Word of testing the Brentwood nuke dump began on June 12, 2006, when the director of the Veterans Affairs West Los Angeles Healthcare Center (VA), Charles M. Dorman, appeared on KABC Channel 7 Eyewitness News in response to EnviroReporter.com and Los Angeles CityBeat/ValleyBeat’s ongoing investigation of the nuke dump on VA property in Brentwood. After denying that the dump was close to public recreation areas, and producing yet another redrawn map of the old dump site, Dorman promised to “identify what the honest-to-God truth is on this issue” and share the results with the public. Read a transcript of the interview in KABC Eyewitness News.

Dorman did not bother to tell us of this important decision even though it was in reaction to our five-year investigation into this nuclear and chemical dump on the northern reaches of Brentwood’s sprawling Veterans Administration campus that has sparked calls for further scrutiny by officials from the Los Angeles City Council to the U.S. Congress.
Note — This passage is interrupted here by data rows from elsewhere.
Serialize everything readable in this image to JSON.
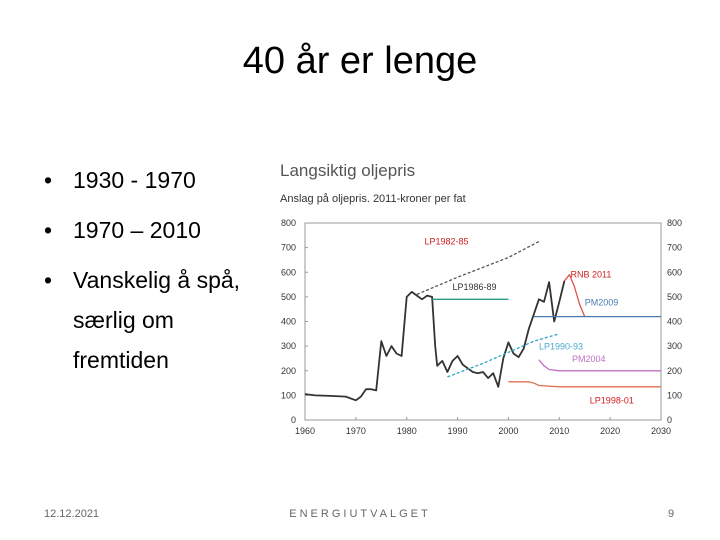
{
  "slide": {
    "title": "40 år er lenge",
    "bullets": [
      "1930 - 1970",
      "1970 – 2010",
      "Vanskelig å spå, særlig om fremtiden"
    ],
    "bullet_char": "•",
    "footer": {
      "date": "12.12.2021",
      "center": "ENERGIUTVALGET",
      "page": "9"
    }
  },
  "chart_data": {
    "type": "line",
    "title": "Langsiktig oljepris",
    "subtitle": "Anslag på oljepris. 2011-kroner per fat",
    "xlim": [
      1960,
      2030
    ],
    "ylim": [
      0,
      800
    ],
    "x_ticks": [
      1960,
      1970,
      1980,
      1990,
      2000,
      2010,
      2020,
      2030
    ],
    "y_ticks": [
      0,
      100,
      200,
      300,
      400,
      500,
      600,
      700,
      800
    ],
    "grid": false,
    "series": [
      {
        "name": "",
        "color": "#333333",
        "style": "solid",
        "x": [
          1960,
          1962,
          1965,
          1968,
          1970,
          1971,
          1972,
          1973,
          1974,
          1975,
          1976,
          1977,
          1978,
          1979,
          1980,
          1981,
          1982,
          1983,
          1984,
          1985,
          1985.6,
          1986,
          1987,
          1988,
          1989,
          1990,
          1991,
          1992,
          1993,
          1994,
          1995,
          1996,
          1997,
          1998,
          1999,
          2000,
          2001,
          2002,
          2003,
          2004,
          2005,
          2006,
          2007,
          2008,
          2009,
          2010,
          2011
        ],
        "y": [
          105,
          100,
          98,
          95,
          80,
          95,
          125,
          125,
          120,
          320,
          260,
          300,
          270,
          260,
          500,
          520,
          505,
          490,
          505,
          500,
          300,
          220,
          240,
          195,
          240,
          260,
          225,
          210,
          195,
          190,
          195,
          170,
          190,
          135,
          250,
          315,
          270,
          255,
          290,
          370,
          430,
          490,
          480,
          560,
          400,
          480,
          565
        ]
      },
      {
        "name": "LP1982-85",
        "color": "#555555",
        "style": "dashed",
        "x": [
          1982,
          1990,
          2000,
          2006
        ],
        "y": [
          510,
          580,
          660,
          725
        ]
      },
      {
        "name": "LP1986-89",
        "color": "#2e9a8a",
        "style": "solid",
        "x": [
          1985,
          2000
        ],
        "y": [
          490,
          490
        ]
      },
      {
        "name": "LP1990-93",
        "color": "#2aa6c8",
        "style": "dashed",
        "x": [
          1988,
          1995,
          2000,
          2005,
          2010
        ],
        "y": [
          175,
          230,
          275,
          320,
          350
        ]
      },
      {
        "name": "RNB 2011",
        "color": "#e05050",
        "style": "solid",
        "x": [
          2011,
          2012,
          2013,
          2014,
          2015
        ],
        "y": [
          565,
          590,
          540,
          470,
          420
        ]
      },
      {
        "name": "PM2009",
        "color": "#4a7ab5",
        "style": "solid",
        "x": [
          2005,
          2030
        ],
        "y": [
          420,
          420
        ]
      },
      {
        "name": "PM2004",
        "color": "#c070c0",
        "style": "solid",
        "x": [
          2006,
          2007,
          2008,
          2010,
          2030
        ],
        "y": [
          245,
          220,
          205,
          200,
          200
        ]
      },
      {
        "name": "LP1998-01",
        "color": "#e07050",
        "style": "solid",
        "x": [
          2000,
          2004,
          2005,
          2006,
          2010,
          2030
        ],
        "y": [
          155,
          155,
          150,
          140,
          135,
          135
        ]
      }
    ],
    "annotations": [
      {
        "text": "LP1982-85",
        "x": 1983.5,
        "y": 712,
        "color": "#d02020"
      },
      {
        "text": "LP1986-89",
        "x": 1989,
        "y": 527,
        "color": "#333333"
      },
      {
        "text": "RNB 2011",
        "x": 2012.2,
        "y": 578,
        "color": "#d02020"
      },
      {
        "text": "PM2009",
        "x": 2015,
        "y": 465,
        "color": "#4a7ab5"
      },
      {
        "text": "LP1990-93",
        "x": 2006,
        "y": 287,
        "color": "#4aa9cf"
      },
      {
        "text": "PM2004",
        "x": 2012.5,
        "y": 236,
        "color": "#c070c0"
      },
      {
        "text": "LP1998-01",
        "x": 2016,
        "y": 67,
        "color": "#d02020"
      }
    ]
  }
}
Read more in “Digging Up the Dirt,” published in Los Angeles CityBeat/ValleyBeat on June 29,2006.At a Veterans Town Hall meeting, August 12, 2006, Dorman told Collins that the VA would spend $45,000 to test the dump and then share results.
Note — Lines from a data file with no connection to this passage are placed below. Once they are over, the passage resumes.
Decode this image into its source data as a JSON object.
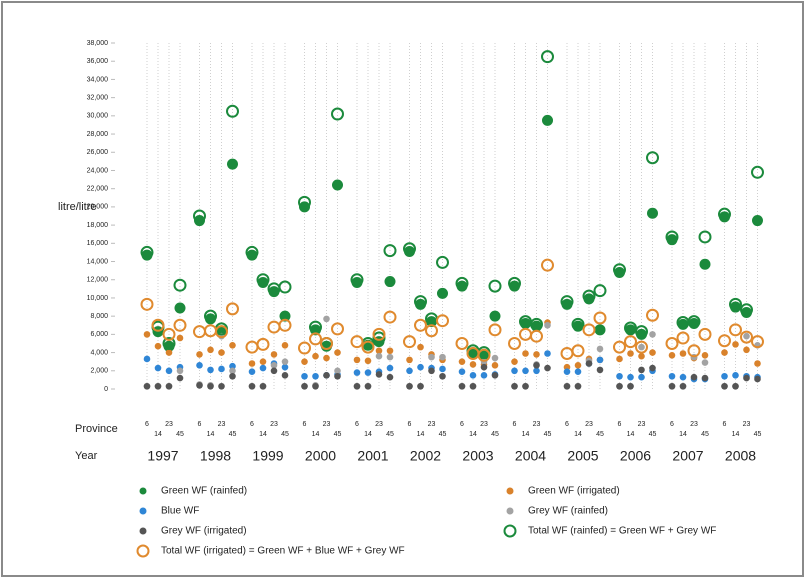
{
  "chart_data": {
    "type": "scatter",
    "y_label": "litre/litre",
    "row_labels": [
      "Province",
      "Year"
    ],
    "years": [
      "1997",
      "1998",
      "1999",
      "2000",
      "2001",
      "2002",
      "2003",
      "2004",
      "2005",
      "2006",
      "2007",
      "2008"
    ],
    "provinces": [
      "6",
      "14",
      "23",
      "45"
    ],
    "ylim": [
      0,
      38000
    ],
    "yticks": [
      0,
      {
        "value": 2000,
        "label": "2,000"
      },
      {
        "value": 4000,
        "label": "4,000"
      },
      {
        "value": 6000,
        "label": "6,000"
      },
      {
        "value": 8000,
        "label": "8,000"
      },
      {
        "value": 10000,
        "label": "10,000"
      },
      {
        "value": 12000,
        "label": "12,000"
      },
      {
        "value": 14000,
        "label": "14,000"
      },
      {
        "value": 16000,
        "label": "16,000"
      },
      {
        "value": 18000,
        "label": "18,000"
      },
      {
        "value": 20000,
        "label": "20,000"
      },
      {
        "value": 22000,
        "label": "22,000"
      },
      {
        "value": 24000,
        "label": "24,000"
      },
      {
        "value": 26000,
        "label": "26,000"
      },
      {
        "value": 28000,
        "label": "28,000"
      },
      {
        "value": 30000,
        "label": "30,000"
      },
      {
        "value": 32000,
        "label": "32,000"
      },
      {
        "value": 34000,
        "label": "34,000"
      },
      {
        "value": 36000,
        "label": "36,000"
      },
      {
        "value": 38000,
        "label": "38,000"
      }
    ],
    "series": [
      {
        "name": "Green WF (rainfed)",
        "color": "#1b8a3c",
        "filled": true,
        "values": [
          14700,
          6300,
          4700,
          8900,
          18500,
          7700,
          6300,
          24700,
          14700,
          11700,
          10700,
          8000,
          20000,
          6500,
          4700,
          22400,
          11700,
          4800,
          5200,
          11800,
          15100,
          9300,
          7400,
          10500,
          11300,
          4000,
          3800,
          8000,
          11300,
          7200,
          6900,
          29500,
          9300,
          6900,
          9900,
          6500,
          12800,
          6500,
          6000,
          19300,
          16400,
          7100,
          7200,
          13700,
          18900,
          9000,
          8400,
          18500
        ]
      },
      {
        "name": "Green WF (irrigated)",
        "color": "#d9822b",
        "filled": true,
        "values": [
          6000,
          4700,
          4000,
          5600,
          3800,
          4300,
          4000,
          4800,
          2800,
          3000,
          3800,
          4800,
          3000,
          3600,
          3400,
          4000,
          3200,
          3100,
          4200,
          4200,
          3200,
          4600,
          3800,
          3200,
          3000,
          2700,
          2700,
          2600,
          3000,
          3900,
          3800,
          7300,
          2400,
          2600,
          3300,
          3200,
          3300,
          3900,
          3600,
          4000,
          3700,
          3900,
          3400,
          3700,
          4000,
          4900,
          4300,
          2800
        ]
      },
      {
        "name": "Blue WF",
        "color": "#2f86d6",
        "filled": true,
        "values": [
          3300,
          2300,
          2000,
          2400,
          2600,
          2100,
          2200,
          2500,
          1900,
          2300,
          2800,
          2400,
          1400,
          1400,
          1500,
          1600,
          1800,
          1800,
          1900,
          2300,
          2000,
          2400,
          2300,
          2200,
          1900,
          1500,
          1500,
          1600,
          2000,
          2000,
          2000,
          3900,
          1900,
          1900,
          2800,
          3200,
          1400,
          1300,
          1300,
          2000,
          1400,
          1300,
          1100,
          1100,
          1400,
          1500,
          1400,
          1300
        ]
      },
      {
        "name": "Grey WF (rainfed)",
        "color": "#a3a3a3",
        "filled": true,
        "values": [
          300,
          300,
          300,
          2000,
          500,
          400,
          5800,
          2000,
          300,
          300,
          2600,
          3000,
          300,
          400,
          7700,
          2000,
          300,
          300,
          3600,
          3500,
          300,
          300,
          3500,
          3500,
          300,
          300,
          3000,
          3400,
          300,
          300,
          2700,
          7000,
          300,
          300,
          3100,
          4400,
          300,
          300,
          4600,
          6000,
          300,
          300,
          3500,
          2900,
          300,
          300,
          5800,
          4800
        ]
      },
      {
        "name": "Grey WF (irrigated)",
        "color": "#555555",
        "filled": true,
        "values": [
          300,
          300,
          300,
          1200,
          400,
          300,
          300,
          1400,
          300,
          300,
          2000,
          1500,
          300,
          300,
          1500,
          1400,
          300,
          300,
          1600,
          1300,
          300,
          300,
          2000,
          1400,
          300,
          300,
          2400,
          1500,
          300,
          300,
          2600,
          2300,
          300,
          300,
          2800,
          2100,
          300,
          300,
          2100,
          2300,
          300,
          300,
          1300,
          1200,
          300,
          300,
          1200,
          1100
        ]
      },
      {
        "name": "Total WF (rainfed) = Green WF + Grey WF",
        "color": "#1b8a3c",
        "filled": false,
        "values": [
          15000,
          6800,
          5000,
          11400,
          19000,
          8000,
          6600,
          30500,
          15000,
          12000,
          11000,
          11200,
          20500,
          6800,
          5000,
          30200,
          12000,
          5000,
          5600,
          15200,
          15400,
          9600,
          7700,
          13900,
          11600,
          4200,
          4000,
          11300,
          11600,
          7400,
          7100,
          36500,
          9600,
          7100,
          10200,
          10800,
          13100,
          6700,
          6300,
          25400,
          16700,
          7300,
          7400,
          16700,
          19200,
          9300,
          8700,
          23800
        ]
      },
      {
        "name": "Total WF (irrigated) = Green WF + Blue WF + Grey WF",
        "color": "#e08a2e",
        "filled": false,
        "values": [
          9300,
          7000,
          6000,
          7000,
          6300,
          6400,
          6300,
          8800,
          4600,
          4900,
          6800,
          7000,
          4500,
          5500,
          5000,
          6600,
          5200,
          4600,
          6000,
          7900,
          5200,
          7000,
          6400,
          7500,
          5000,
          3900,
          3700,
          6500,
          5000,
          6000,
          5800,
          13600,
          3900,
          4200,
          6500,
          7800,
          4600,
          5200,
          4600,
          8100,
          5000,
          5600,
          4200,
          6000,
          5300,
          6500,
          5700,
          5200
        ]
      }
    ]
  }
}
There have been a lot of changes since we first broke the story on Brentwood’s buried treasure: a nuclear and chemical waste dump partially under Barrington Recreation Park and off-leash dog area. One of those changes wasn’t common sense. The Fifth Annual Bow wow ween took place at the park with the cat walk, for dogs of course, right over a known part of the nuke dump! If that wasn’t enough, there were celebrities like the Barbi Twins. If this seems incredible, see for yourself!

The Investigation

On May 18, 2006 Michael Collins published “Real Hot Property“, an in-depth investigation of a nuclear dump that lies under a popular dog park and prestigious school in Brentwood, California. A week later he published “Where the Bodies are Buried“, which revealed the human and animal radiation experiments that helped create the dump. The dumping was conducted between 1952 -1968 by the West Los Angeles Veterans Administration (VA) and nearby UCLA. The dump is located on property owned by the VA, property which is currently up for grabs as part of the CARES initiative.

Since the story broke, stunned and concerned community members have begun pressing for answers. Veterans rights advocates have expressed outrage over what they view as yet another VA sell-out at their expense.

The VA has vehemently denied any wrongdoing.